Was dat echt de gedachte?

“Ja, dat was écht de gedachte. Nu nog, hoor. We zijn een klassensamenleving, veel meer dan we willen toegeven. De tweedeling in het onderwijs wordt alleen maar groter. Voor NRC schreef ik jaren geleden een groot interview met de Amerikaanse socioloog Bowen Paulle, die verbonden is aan de UvA en destijds onderzoek deed op een vmbo in de Bijlmer – dezelfde school waar ik, ook naar aanleiding van dit contact, nog even heb lesgegeven. Hij maakte een vergelijking met de South Bronx in New York, en zei: ‘Er is daar meer geweld, maar de mechanismen zijn hetzelfde: kinderen worden uitgesloten van de gevestigde maatschappij’. Ik was eerst geshockeerd door zijn opmerking. In Nederland? Maar hij had wel gelijk: sommige vmbo-scholen sluiten de leerlingen uit.

Kijk maar naar de recente cijfers van de Onderwijsinspectie over laaggeletterdheid: 75% van de leerlingen in de beroepsgerichte leerwegen is hard op weg om later als functioneel analfabeet door het leven te gaan. Echt, ik was helemaal naar van die cijfers. Ik wist dat het erg was en dacht zelf in de richting van de helft. Maar 75%?”

Segregatie binnen het onderwijs is een van de ‘netelige kwesties’ die je niet uit de weg gaat.

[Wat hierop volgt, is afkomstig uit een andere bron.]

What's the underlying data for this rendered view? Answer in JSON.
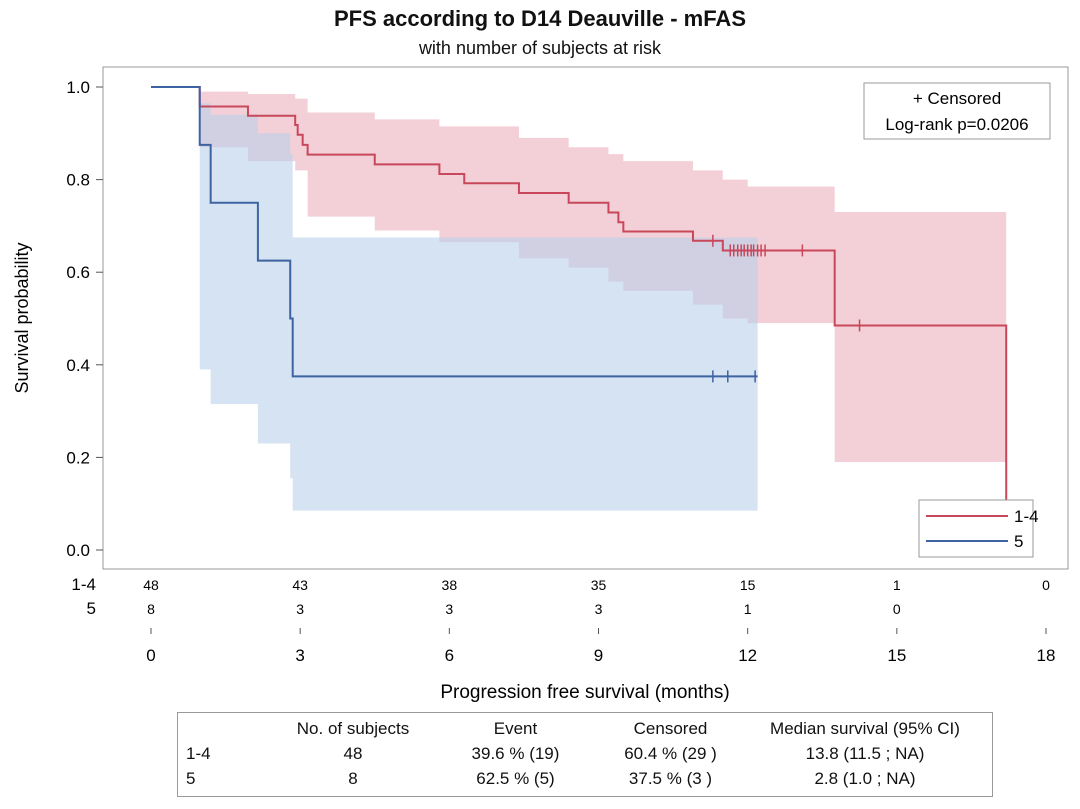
{
  "chart_data": {
    "type": "line",
    "subtype": "kaplan-meier",
    "title": "PFS according to D14 Deauville - mFAS",
    "subtitle": "with number of subjects at risk",
    "xlabel": "Progression free survival (months)",
    "ylabel": "Survival probability",
    "xlim": [
      0,
      18
    ],
    "ylim": [
      0,
      1
    ],
    "x_ticks": [
      "0",
      "3",
      "6",
      "9",
      "12",
      "15",
      "18"
    ],
    "y_ticks": [
      "0.0",
      "0.2",
      "0.4",
      "0.6",
      "0.8",
      "1.0"
    ],
    "inset": {
      "line1": "+ Censored",
      "line2": "Log-rank p=0.0206"
    },
    "legend_position": "bottom-right",
    "series": [
      {
        "name": "1-4",
        "color": "#c8475a",
        "band_color": "#e9a9b6",
        "steps": [
          {
            "x": 0,
            "y": 1.0
          },
          {
            "x": 0.98,
            "y": 0.958
          },
          {
            "x": 1.35,
            "y": 0.958
          },
          {
            "x": 1.95,
            "y": 0.938
          },
          {
            "x": 2.9,
            "y": 0.918
          },
          {
            "x": 2.95,
            "y": 0.897
          },
          {
            "x": 3.05,
            "y": 0.875
          },
          {
            "x": 3.15,
            "y": 0.854
          },
          {
            "x": 4.5,
            "y": 0.833
          },
          {
            "x": 5.8,
            "y": 0.812
          },
          {
            "x": 6.3,
            "y": 0.792
          },
          {
            "x": 7.4,
            "y": 0.771
          },
          {
            "x": 8.4,
            "y": 0.75
          },
          {
            "x": 9.2,
            "y": 0.729
          },
          {
            "x": 9.4,
            "y": 0.708
          },
          {
            "x": 9.5,
            "y": 0.688
          },
          {
            "x": 10.0,
            "y": 0.688
          },
          {
            "x": 10.9,
            "y": 0.668
          },
          {
            "x": 11.4,
            "y": 0.668
          },
          {
            "x": 11.5,
            "y": 0.647
          },
          {
            "x": 13.75,
            "y": 0.485
          },
          {
            "x": 17.2,
            "y": 0.0
          }
        ],
        "ci_upper": [
          {
            "x": 0,
            "y": 1.0
          },
          {
            "x": 0.98,
            "y": 0.99
          },
          {
            "x": 1.95,
            "y": 0.985
          },
          {
            "x": 2.9,
            "y": 0.975
          },
          {
            "x": 3.15,
            "y": 0.945
          },
          {
            "x": 4.5,
            "y": 0.93
          },
          {
            "x": 5.8,
            "y": 0.915
          },
          {
            "x": 7.4,
            "y": 0.89
          },
          {
            "x": 8.4,
            "y": 0.87
          },
          {
            "x": 9.2,
            "y": 0.855
          },
          {
            "x": 9.5,
            "y": 0.84
          },
          {
            "x": 10.9,
            "y": 0.82
          },
          {
            "x": 11.5,
            "y": 0.8
          },
          {
            "x": 12.0,
            "y": 0.785
          },
          {
            "x": 13.75,
            "y": 0.73
          },
          {
            "x": 17.2,
            "y": 0.73
          }
        ],
        "ci_lower": [
          {
            "x": 0,
            "y": 1.0
          },
          {
            "x": 0.98,
            "y": 0.87
          },
          {
            "x": 1.95,
            "y": 0.84
          },
          {
            "x": 2.9,
            "y": 0.82
          },
          {
            "x": 3.15,
            "y": 0.72
          },
          {
            "x": 4.5,
            "y": 0.69
          },
          {
            "x": 5.8,
            "y": 0.665
          },
          {
            "x": 7.4,
            "y": 0.63
          },
          {
            "x": 8.4,
            "y": 0.61
          },
          {
            "x": 9.2,
            "y": 0.58
          },
          {
            "x": 9.5,
            "y": 0.56
          },
          {
            "x": 10.9,
            "y": 0.53
          },
          {
            "x": 11.5,
            "y": 0.5
          },
          {
            "x": 12.0,
            "y": 0.49
          },
          {
            "x": 13.75,
            "y": 0.19
          },
          {
            "x": 17.2,
            "y": 0.19
          }
        ],
        "censored": [
          11.3,
          11.65,
          11.72,
          11.8,
          11.87,
          11.93,
          12.0,
          12.07,
          12.12,
          12.2,
          12.27,
          12.35,
          13.1,
          14.25
        ]
      },
      {
        "name": "5",
        "color": "#3e63a2",
        "band_color": "#b9d0ea",
        "steps": [
          {
            "x": 0,
            "y": 1.0
          },
          {
            "x": 0.98,
            "y": 0.875
          },
          {
            "x": 1.2,
            "y": 0.75
          },
          {
            "x": 2.15,
            "y": 0.625
          },
          {
            "x": 2.8,
            "y": 0.5
          },
          {
            "x": 2.85,
            "y": 0.375
          },
          {
            "x": 12.2,
            "y": 0.375
          }
        ],
        "ci_upper": [
          {
            "x": 0,
            "y": 1.0
          },
          {
            "x": 0.98,
            "y": 0.965
          },
          {
            "x": 1.2,
            "y": 0.94
          },
          {
            "x": 2.15,
            "y": 0.9
          },
          {
            "x": 2.8,
            "y": 0.855
          },
          {
            "x": 2.85,
            "y": 0.675
          },
          {
            "x": 12.2,
            "y": 0.675
          }
        ],
        "ci_lower": [
          {
            "x": 0,
            "y": 1.0
          },
          {
            "x": 0.98,
            "y": 0.39
          },
          {
            "x": 1.2,
            "y": 0.315
          },
          {
            "x": 2.15,
            "y": 0.23
          },
          {
            "x": 2.8,
            "y": 0.155
          },
          {
            "x": 2.85,
            "y": 0.085
          },
          {
            "x": 12.2,
            "y": 0.085
          }
        ],
        "censored": [
          11.3,
          11.6,
          12.15
        ]
      }
    ],
    "at_risk": {
      "times": [
        0,
        3,
        6,
        9,
        12,
        15,
        18
      ],
      "rows": [
        {
          "label": "1-4",
          "counts": [
            "48",
            "43",
            "38",
            "35",
            "15",
            "1",
            "0"
          ]
        },
        {
          "label": "5",
          "counts": [
            "8",
            "3",
            "3",
            "3",
            "1",
            "0",
            ""
          ]
        }
      ]
    },
    "summary_table": {
      "headers": [
        "",
        "No. of subjects",
        "Event",
        "Censored",
        "Median survival (95% CI)"
      ],
      "rows": [
        [
          "1-4",
          "48",
          "39.6 % (19)",
          "60.4 % (29 )",
          "13.8 (11.5 ; NA)"
        ],
        [
          "5",
          "8",
          "62.5 % (5)",
          "37.5 % (3 )",
          "2.8 (1.0 ; NA)"
        ]
      ]
    }
  }
}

Je maakte er ook een artikelenserie over voor De Correspondent.

“Segregatie is hét kernprobleem van het huidige onderwijs, maar we willen het er liever niet over hebben. Scholen werken niet samen maar concurreren met elkaar, de verschillen worden steeds groter. Er zijn inmiddels scholen waar het nauwelijks lukt om les te geven, omdat er teveel speelt: armoede, taalachterstanden, leerlingen die de lessen verstoren. Op sommige scholen komt de helft van de leerlingen uit een armoedesituatie. Die kinderen hebben ouders die zich compleet afbuffelen in drie banen om het hoofd boven water te houden. Die sociale problematiek moet je eerst adresseren, voordat kinderen zich veilig voelen en aan leren toekomen.

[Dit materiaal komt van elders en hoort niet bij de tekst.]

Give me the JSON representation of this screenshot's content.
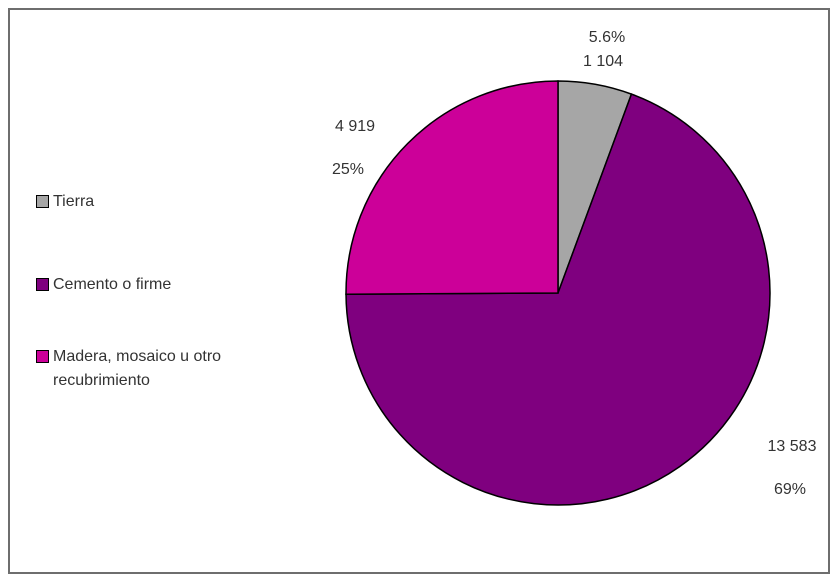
{
  "chart_data": {
    "type": "pie",
    "title": "",
    "slices": [
      {
        "name": "Tierra",
        "value": 1104,
        "value_label": "1 104",
        "percent_label": "5.6%",
        "color": "#a6a6a6"
      },
      {
        "name": "Cemento o firme",
        "value": 13583,
        "value_label": "13 583",
        "percent_label": "69%",
        "color": "#7f007f"
      },
      {
        "name": "Madera, mosaico u otro recubrimiento",
        "value": 4919,
        "value_label": "4 919",
        "percent_label": "25%",
        "color": "#cc0099"
      }
    ],
    "legend": {
      "placement": "left",
      "items": [
        "Tierra",
        "Cemento o firme",
        "Madera, mosaico u otro recubrimiento"
      ]
    },
    "start_angle_deg": 0,
    "direction": "clockwise"
  }
}
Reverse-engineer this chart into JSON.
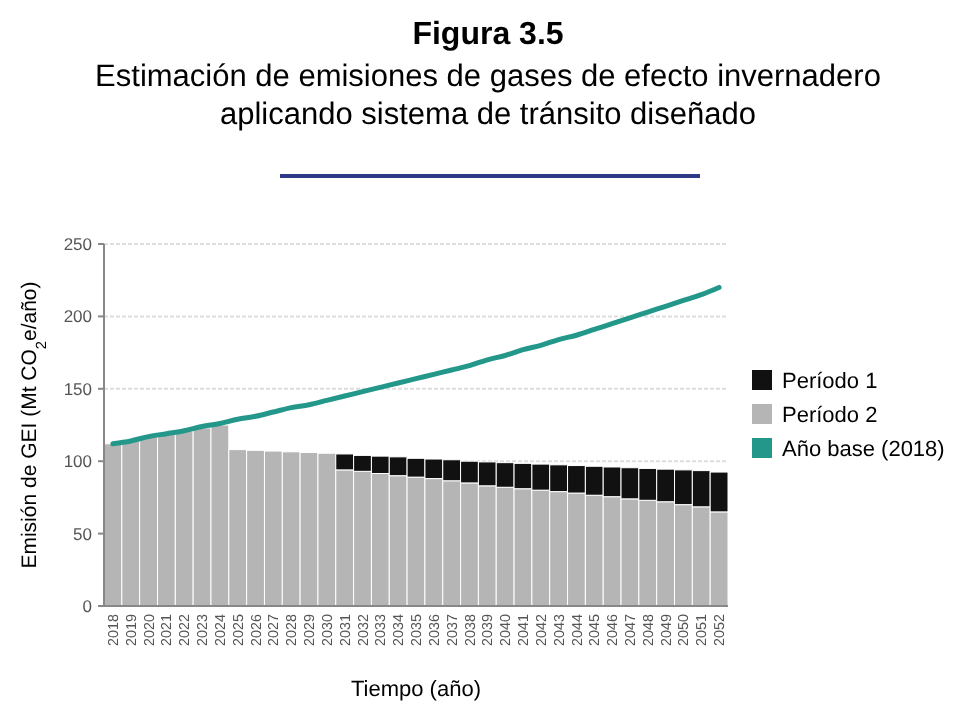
{
  "chart_data": {
    "type": "bar",
    "stacked": true,
    "title": "Figura 3.5",
    "subtitle": "Estimación de emisiones de gases de efecto invernadero aplicando sistema de tránsito diseñado",
    "xlabel": "Tiempo (año)",
    "ylabel": "Emisión de GEI (Mt CO$_{2}$e/año)",
    "categories": [
      "2018",
      "2019",
      "2020",
      "2021",
      "2022",
      "2023",
      "2024",
      "2025",
      "2026",
      "2027",
      "2028",
      "2029",
      "2030",
      "2031",
      "2032",
      "2033",
      "2034",
      "2035",
      "2036",
      "2037",
      "2038",
      "2039",
      "2040",
      "2041",
      "2042",
      "2043",
      "2044",
      "2045",
      "2046",
      "2047",
      "2048",
      "2049",
      "2050",
      "2051",
      "2052"
    ],
    "ylim": [
      0,
      250
    ],
    "yticks": [
      0,
      50,
      100,
      150,
      200,
      250
    ],
    "grid": "y",
    "legend": "right",
    "series": [
      {
        "name": "Período 2",
        "color": "#b5b5b5",
        "values": [
          112,
          115,
          117,
          119,
          121,
          123,
          125,
          108,
          107.5,
          107,
          106.5,
          106,
          105.5,
          94,
          93,
          91.5,
          90,
          89,
          88,
          86.5,
          85,
          83,
          82,
          81,
          80,
          79,
          78,
          76.5,
          75.5,
          74,
          73,
          72,
          70,
          68.5,
          65
        ]
      },
      {
        "name": "Período 1",
        "color": "#111111",
        "values": [
          0,
          0,
          0,
          0,
          0,
          0,
          0,
          0,
          0,
          0,
          0,
          0,
          0,
          11,
          11,
          12,
          13,
          13,
          13.5,
          14.5,
          15,
          16.5,
          17,
          17.5,
          18,
          18.5,
          19,
          20,
          20.5,
          21.5,
          22,
          22.5,
          24,
          25,
          27.5
        ]
      },
      {
        "name": "Año base (2018)",
        "type": "line",
        "color": "#23978a",
        "values": [
          112,
          114,
          117,
          119,
          121,
          124,
          126,
          129,
          131,
          134,
          137,
          139,
          142,
          145,
          148,
          151,
          154,
          157,
          160,
          163,
          166,
          170,
          173,
          177,
          180,
          184,
          187,
          191,
          195,
          199,
          203,
          207,
          211,
          215,
          220
        ]
      }
    ]
  }
}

Daar komt bij: het overgrote deel van de leerlingen dat nu functioneel analfabeet is, zit op het vmbo. Dan kun je leuk leren timmeren, maar je moet toch eerst leren rekenen en schrijven. Ik vind het heel deprimerend dat we niet gezamenlijk in staat zijn om deze problemen aan te pakken. Op veel vmboscholen gebeuren prachtige dingen, maar in de kern komt het erop neer dat er geen integrale aanpak is en dat de scholen alles zelf moeten uitzoeken. Intussen wordt het lerarentekort juist op die scholen alleen maar groter.”

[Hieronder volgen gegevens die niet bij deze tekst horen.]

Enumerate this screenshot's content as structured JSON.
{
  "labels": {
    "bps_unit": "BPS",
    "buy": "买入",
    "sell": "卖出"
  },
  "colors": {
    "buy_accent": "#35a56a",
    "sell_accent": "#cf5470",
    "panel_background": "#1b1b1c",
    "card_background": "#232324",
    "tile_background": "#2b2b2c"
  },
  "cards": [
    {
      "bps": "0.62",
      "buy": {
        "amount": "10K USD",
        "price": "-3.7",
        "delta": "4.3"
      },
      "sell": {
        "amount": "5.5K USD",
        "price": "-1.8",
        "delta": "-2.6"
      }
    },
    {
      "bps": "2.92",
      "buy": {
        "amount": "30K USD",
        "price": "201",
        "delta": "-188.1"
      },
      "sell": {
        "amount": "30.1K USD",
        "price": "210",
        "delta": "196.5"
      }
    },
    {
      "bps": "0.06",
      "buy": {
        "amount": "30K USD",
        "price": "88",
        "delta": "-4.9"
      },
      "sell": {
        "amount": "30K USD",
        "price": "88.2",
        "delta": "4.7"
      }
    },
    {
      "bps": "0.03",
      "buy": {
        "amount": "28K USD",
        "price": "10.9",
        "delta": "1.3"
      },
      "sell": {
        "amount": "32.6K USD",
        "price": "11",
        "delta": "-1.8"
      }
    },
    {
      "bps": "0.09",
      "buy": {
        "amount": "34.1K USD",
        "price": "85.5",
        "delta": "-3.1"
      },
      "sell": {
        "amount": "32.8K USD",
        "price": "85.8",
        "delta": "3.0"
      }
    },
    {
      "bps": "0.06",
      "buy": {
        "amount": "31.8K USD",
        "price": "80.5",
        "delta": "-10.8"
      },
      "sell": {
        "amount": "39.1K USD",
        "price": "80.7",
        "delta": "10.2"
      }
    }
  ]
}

Zie je nog wel ergens lichtpuntjes?

“Er zijn zeker hoopvolle voorbeelden. In de armste wijken van Londen hebben ze bijvoorbeeld alle achterstandsscholen in het voortgezet onderwijs in een keer aangepakt. Door hele goede leraren aan te trekken, samen te werken met andere scholen, gezonde schoollunches aan te bieden. Ik was op een school waar ze wasmachines hadden, zodat leerlingen hun schooluniformen konden wassen, en er was reservekleding. Die school haalde ook mensen de school in die leerlingen aan stages konden helpen, als ze zelf geen netwerk hadden. Beurshandelaren stonden daar aan het eind van de dag met de leerlingen te tafeltennissen. Die school klópte.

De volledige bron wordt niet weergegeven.